A better indication of the depth of smarminess among securities men is not what they say, but what they do—and fail to do. It has taken years for them to agree on creating a combined ticker tape that would carry stock quotes from a number of exchanges, allowing an investor to get the best available price for his stocks. (The agreement has been reached, but the tape itself may still be years away.) Wall Street continues to rely on those quaint, floridly engraved paper stock certificates, which have an irritating habit of getting lost and which almost drove the industry to collapse during the famous back-office paperwork crunch of 1968 and 1969; IBM cards would probably be cheaper, safer and more efficient. And when trading volume and profits began to turn down a couple of years ago, the brokerage community responded by raising commission rates. As my West Side neighbor Jesus Ortega, who sells pretzels at the corner of Wall and Broad streets and is a trusted source for many financial journalists, put it so irrefutably: “Man, if I tried to get more business by raising my prices, I’d have a hell of a lot of pretzels to eat every night.”
Into this hotbed of financial genius, this street paved with gold, this world capital of capitalism, strode Ross Perot in 1971. What happened to him after that should serve as a warning to any honest, ambitious young Texan who might be entertaining thoughts of a career in lower Manhattan. Ross Perot dropped nearly $100 million on Wall Street. It would be one thing if he had lost it honestly on some dog of a stock, or in one of those periodic market slides colloquially referred to as “corrections.” Yet there is a quiet suspicion among some of the more candid and thoughtful residents here that Ross Perot was a victim of the small-minded schemings of the men who run Wall Street, and the casualty of a subtle, snobbish Manhattan xenophobia. In short, that Ross Perot was had.

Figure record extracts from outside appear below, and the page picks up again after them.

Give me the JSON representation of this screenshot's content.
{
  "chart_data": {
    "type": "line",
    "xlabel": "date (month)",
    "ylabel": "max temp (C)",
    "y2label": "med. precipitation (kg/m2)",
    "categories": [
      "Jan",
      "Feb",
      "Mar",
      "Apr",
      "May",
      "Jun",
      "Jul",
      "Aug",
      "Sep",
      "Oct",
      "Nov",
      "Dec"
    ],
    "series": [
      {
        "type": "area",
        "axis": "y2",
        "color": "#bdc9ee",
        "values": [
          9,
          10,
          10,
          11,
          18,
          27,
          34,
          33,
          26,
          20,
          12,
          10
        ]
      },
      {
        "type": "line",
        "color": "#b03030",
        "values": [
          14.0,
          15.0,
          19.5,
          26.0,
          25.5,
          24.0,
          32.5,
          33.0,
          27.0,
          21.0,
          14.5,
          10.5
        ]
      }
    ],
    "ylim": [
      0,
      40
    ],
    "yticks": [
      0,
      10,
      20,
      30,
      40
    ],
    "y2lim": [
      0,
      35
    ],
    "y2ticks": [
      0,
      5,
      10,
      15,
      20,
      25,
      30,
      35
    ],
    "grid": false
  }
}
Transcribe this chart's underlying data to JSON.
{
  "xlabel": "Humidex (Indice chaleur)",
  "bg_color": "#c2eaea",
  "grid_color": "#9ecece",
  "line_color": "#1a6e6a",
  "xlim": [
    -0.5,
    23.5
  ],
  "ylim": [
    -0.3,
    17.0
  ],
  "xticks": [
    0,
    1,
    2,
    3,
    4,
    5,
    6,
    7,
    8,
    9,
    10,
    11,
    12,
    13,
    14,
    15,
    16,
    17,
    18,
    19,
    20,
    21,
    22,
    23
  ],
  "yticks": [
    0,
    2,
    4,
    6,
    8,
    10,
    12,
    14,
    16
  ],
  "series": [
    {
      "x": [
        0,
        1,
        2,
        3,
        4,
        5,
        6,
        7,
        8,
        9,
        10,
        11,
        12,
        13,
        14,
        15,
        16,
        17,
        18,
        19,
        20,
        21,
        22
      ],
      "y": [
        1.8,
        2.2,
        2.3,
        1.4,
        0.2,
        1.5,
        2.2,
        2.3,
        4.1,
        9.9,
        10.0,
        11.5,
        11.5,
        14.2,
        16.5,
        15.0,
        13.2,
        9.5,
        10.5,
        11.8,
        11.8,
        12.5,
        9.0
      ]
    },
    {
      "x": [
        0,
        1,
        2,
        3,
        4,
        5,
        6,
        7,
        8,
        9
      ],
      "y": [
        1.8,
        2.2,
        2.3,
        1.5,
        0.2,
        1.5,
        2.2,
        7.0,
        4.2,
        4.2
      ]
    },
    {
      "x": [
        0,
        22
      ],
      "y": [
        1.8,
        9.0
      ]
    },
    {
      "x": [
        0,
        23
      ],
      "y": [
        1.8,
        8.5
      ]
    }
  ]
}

Perot, as even many non-readers of financial pages know by now, is the cattle-trader’s son from Texarkana who made a billion or so dollars in the computer software business in Dallas, and then in 1971 bailed out duPont Glore Forgan, a failing Wall Street brokerage firm, with a timely infusion of capital. Last July, Perot began pouring money into another troubled firm, Walston & Co., the nation’s second largest brokerage (after Merrill Lynch). He partially merged the two firms, gave Walston the retail stock-trading operation and let duPont Glore Forgan handle customer accounts, stock clearing and other record-keeping tasks with data processing techniques that Perot imported from Dallas. Like many of Perot’s ideas for remodeling the securities industry, that arrangement held considerable promise. But the two firms continued to show red ink, and Perot announced last January that he was closing Walston. Since Walston was duPont Glore Forgan’s only data processing customer, it too is expected to fold. Altogether, Perot invested about $98 million in the brokerage business—much of it his own money, some of it borrowed. He’ll be lucky to get back ten cents on the dollar.
The circumstances surrounding Perot’s arrival on Wall Street were, to say the least, unique. The industry was still beset by its aforementioned paperwork problems, the stock market was just picking itself up off the floor, and a number of brokerage firms were teetering on the brink of insolvency. Goodbody & Co., at that time the nation’s second largest brokerage, had just announced its imminent demise. Merrill Lynch quickly agreed to take over Goodbody, averting certain panic. But Merrill Lynch officers demanded that the New York Stock Exchange indemnify them for up to $30 million in losses from any legal suits over Goodbody’s assets, and said that they would back out of the deal if any other major brokerages collapsed before the rescue operation was finished.